Active source experiment (MASW)
General overview
First introduced by Al-Husseini et al. (1981), Mari (1984), Gabriels et al. (1987), the Multichannel analysis of surface waves was popularized by Park et al. (1999). This technique relies on the recording along a 1D linear profile of seismic signals produced by a controlled source (hammer, vibrator, explosion, etc.) and analysis of surface wave dispersion properties after applying slant-stack or FK transform to the recorded seismic section. In the following tutorial, only the FK transform is used.
Getting ready
- Download the compressed signal file.
- Launch Geopsy and set Rxxx as name in the Geopsy Loading Preferences.
- Load and view these downloaded signals. A seismic section as the one displayed in the figure on the right should then appeared.
- Check in the Table signal viewer that sensors location is ranging from 0 to 92 meters with a 4 meters spacing.
- Check that source location is X=-4 meters by editing Set sources in Geopsy Edit menu. Alternatively, you can also add the Source X field in the Table signal viewer.
Description of the MASW toolbox
Open the MASW toolbox by pushing the following plugin icon or, alternatively, by selecting Linear F-K for active experiments in Tools menu.
Two windows should then open as displayed in the figure on the right: the Linear FK toolbox to set up processing parameters and a Linear fk results to display MASW results. The Linear FK toolbox is composed of four tabs:
- Pre-processing tab is used to define the time window, the tapering, the amplitude normalization, etc.
- Processing tab allows to define the processing scheme (FK or HRFK)
- Output tab is used to set up the frequency and slowness band to be processed and the output filename
- Time tab allows to select the time limits and part of the signals to be processed and the time window length;
- Curves tab is used to save, remove or load dispersion curves that are picked
Parameters setting
In Pre-processing tab:
- Select the minimum and maximum source-to-receiver distance which will be processed. This allows to exclude signals close to the source shot (this distance should be at least one wavelength in order to reduce near-field effects) or at large distances for which the signal-to-noise ratio may be low.
- Select the begin and end time window that will be considered during the processing. A taper is then applied to the selected time window.
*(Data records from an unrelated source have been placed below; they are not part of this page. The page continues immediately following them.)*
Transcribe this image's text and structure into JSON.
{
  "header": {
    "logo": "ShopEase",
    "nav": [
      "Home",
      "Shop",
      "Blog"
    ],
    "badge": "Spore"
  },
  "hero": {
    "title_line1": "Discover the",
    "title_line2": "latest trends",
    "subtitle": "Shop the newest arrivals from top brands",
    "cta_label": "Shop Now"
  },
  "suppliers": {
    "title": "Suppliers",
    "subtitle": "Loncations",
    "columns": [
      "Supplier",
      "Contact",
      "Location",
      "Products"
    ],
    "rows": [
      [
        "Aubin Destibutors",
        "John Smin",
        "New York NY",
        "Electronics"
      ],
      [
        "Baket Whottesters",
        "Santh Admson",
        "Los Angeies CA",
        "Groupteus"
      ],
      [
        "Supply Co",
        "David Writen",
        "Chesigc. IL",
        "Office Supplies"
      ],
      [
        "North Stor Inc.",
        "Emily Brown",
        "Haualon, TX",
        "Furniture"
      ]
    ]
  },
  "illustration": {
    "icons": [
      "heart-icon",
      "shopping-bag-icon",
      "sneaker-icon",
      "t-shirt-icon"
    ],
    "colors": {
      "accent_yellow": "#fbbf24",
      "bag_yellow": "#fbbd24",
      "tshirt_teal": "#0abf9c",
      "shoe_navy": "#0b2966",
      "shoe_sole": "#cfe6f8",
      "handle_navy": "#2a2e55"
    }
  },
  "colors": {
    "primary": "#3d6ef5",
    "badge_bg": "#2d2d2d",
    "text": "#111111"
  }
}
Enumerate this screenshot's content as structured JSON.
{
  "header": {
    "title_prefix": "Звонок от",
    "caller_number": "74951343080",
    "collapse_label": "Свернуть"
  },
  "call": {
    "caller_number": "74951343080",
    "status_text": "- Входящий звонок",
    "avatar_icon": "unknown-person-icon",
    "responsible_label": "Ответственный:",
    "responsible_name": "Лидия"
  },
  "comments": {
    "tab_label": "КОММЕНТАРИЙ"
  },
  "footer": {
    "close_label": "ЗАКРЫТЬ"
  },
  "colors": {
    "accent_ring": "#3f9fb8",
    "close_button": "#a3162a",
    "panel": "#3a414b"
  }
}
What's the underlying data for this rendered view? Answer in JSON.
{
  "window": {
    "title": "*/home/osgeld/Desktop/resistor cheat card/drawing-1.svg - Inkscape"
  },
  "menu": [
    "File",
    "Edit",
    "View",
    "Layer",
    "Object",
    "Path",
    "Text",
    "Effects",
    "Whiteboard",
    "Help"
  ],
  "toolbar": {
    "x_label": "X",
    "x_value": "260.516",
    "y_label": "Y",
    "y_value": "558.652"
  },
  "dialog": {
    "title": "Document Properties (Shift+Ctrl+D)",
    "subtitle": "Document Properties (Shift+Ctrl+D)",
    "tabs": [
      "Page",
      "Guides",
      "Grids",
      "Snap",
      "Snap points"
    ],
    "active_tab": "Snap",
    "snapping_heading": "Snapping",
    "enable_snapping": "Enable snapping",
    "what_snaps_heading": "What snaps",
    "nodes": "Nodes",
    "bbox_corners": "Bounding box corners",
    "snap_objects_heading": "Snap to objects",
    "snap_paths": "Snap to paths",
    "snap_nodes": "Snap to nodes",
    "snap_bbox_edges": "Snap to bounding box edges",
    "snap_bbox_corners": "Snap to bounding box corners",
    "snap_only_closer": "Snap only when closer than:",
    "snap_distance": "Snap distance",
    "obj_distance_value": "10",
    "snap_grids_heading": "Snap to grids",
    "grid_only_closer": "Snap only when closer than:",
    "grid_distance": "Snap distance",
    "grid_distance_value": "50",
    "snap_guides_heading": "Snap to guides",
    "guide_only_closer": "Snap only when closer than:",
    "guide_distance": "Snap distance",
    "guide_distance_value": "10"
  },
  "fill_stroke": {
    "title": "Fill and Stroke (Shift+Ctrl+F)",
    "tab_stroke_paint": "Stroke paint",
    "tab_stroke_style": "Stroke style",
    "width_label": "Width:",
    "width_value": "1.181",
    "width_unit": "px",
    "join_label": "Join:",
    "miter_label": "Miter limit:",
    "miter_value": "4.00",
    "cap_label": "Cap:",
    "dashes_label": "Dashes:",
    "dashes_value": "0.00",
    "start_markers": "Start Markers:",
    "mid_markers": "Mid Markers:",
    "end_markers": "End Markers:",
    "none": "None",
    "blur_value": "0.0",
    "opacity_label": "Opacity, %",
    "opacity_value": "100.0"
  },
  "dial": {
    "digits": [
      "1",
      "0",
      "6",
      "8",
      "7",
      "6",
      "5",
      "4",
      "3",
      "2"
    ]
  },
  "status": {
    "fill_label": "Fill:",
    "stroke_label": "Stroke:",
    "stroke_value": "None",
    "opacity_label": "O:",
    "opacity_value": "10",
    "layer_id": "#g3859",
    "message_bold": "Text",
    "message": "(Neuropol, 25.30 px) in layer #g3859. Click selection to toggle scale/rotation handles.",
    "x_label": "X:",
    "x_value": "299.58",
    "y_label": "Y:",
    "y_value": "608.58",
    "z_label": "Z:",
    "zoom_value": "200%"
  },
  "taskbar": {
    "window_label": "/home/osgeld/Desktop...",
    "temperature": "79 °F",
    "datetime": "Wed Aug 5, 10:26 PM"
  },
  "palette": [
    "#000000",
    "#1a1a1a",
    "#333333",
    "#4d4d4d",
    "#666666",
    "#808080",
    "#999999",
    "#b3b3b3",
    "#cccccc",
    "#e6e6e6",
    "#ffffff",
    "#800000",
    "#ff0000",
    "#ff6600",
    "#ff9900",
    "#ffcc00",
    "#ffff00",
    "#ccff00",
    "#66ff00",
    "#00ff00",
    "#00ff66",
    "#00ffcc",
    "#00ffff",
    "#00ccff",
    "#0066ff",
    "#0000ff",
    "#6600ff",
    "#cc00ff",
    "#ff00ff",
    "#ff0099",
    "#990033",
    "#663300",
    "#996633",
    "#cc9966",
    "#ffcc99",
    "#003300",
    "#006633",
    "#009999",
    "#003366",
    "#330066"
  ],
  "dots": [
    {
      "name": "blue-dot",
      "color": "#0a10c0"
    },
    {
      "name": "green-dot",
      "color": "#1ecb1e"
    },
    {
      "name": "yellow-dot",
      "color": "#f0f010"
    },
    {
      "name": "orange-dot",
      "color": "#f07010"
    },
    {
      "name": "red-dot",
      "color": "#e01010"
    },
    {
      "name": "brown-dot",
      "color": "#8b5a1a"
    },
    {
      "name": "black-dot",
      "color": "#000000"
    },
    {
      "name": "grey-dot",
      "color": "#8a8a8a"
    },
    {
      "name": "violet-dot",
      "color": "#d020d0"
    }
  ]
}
- Specify the time limits to be processed. A taper is then applied to the selected time interval.
- Finally, by checking the Normalization check box, one can apply a normalization factor on the seismic traces. This normalization is especially usefull to reduce contribution in the f-k processing of large amplitude signals close to the source point. The normalization can depend on the distance offset along the profile (1/sqrt(distance) account for geometrical spreading of surface waves) or depend on the energy content of the signal: maximum amplitude and spectrum power allow normalizing by the maximum amplitude and maximum Fourier amplitude spectra, respectively.
In Processing tab:
- Specify the time limits of the window length which will be used for FK processing: all samples out of the time window defined previously inthe Pre-processing tab will be set to 0.
- Specify the Frequency band width to be used in the computation of beampower spectra
- When checking the High Resolution box, one can also compute HRFK instead of FK. In such a case however, one has to specify a damping factor in order to stabilize the cross spectral matrix before inverting it. The optimum damping value is found by trial and error.
In Output tab:
- Specify the frequency band to be processed.
- Specify the phase slowness band to be processed. Note that you can also specify the phase velocities. However computation will be performed in the slowness domain.
- There are three options to normalize the beampower results: no normalization, normalization by the power spectra, normalization for each frequency by the maximum of the beampower.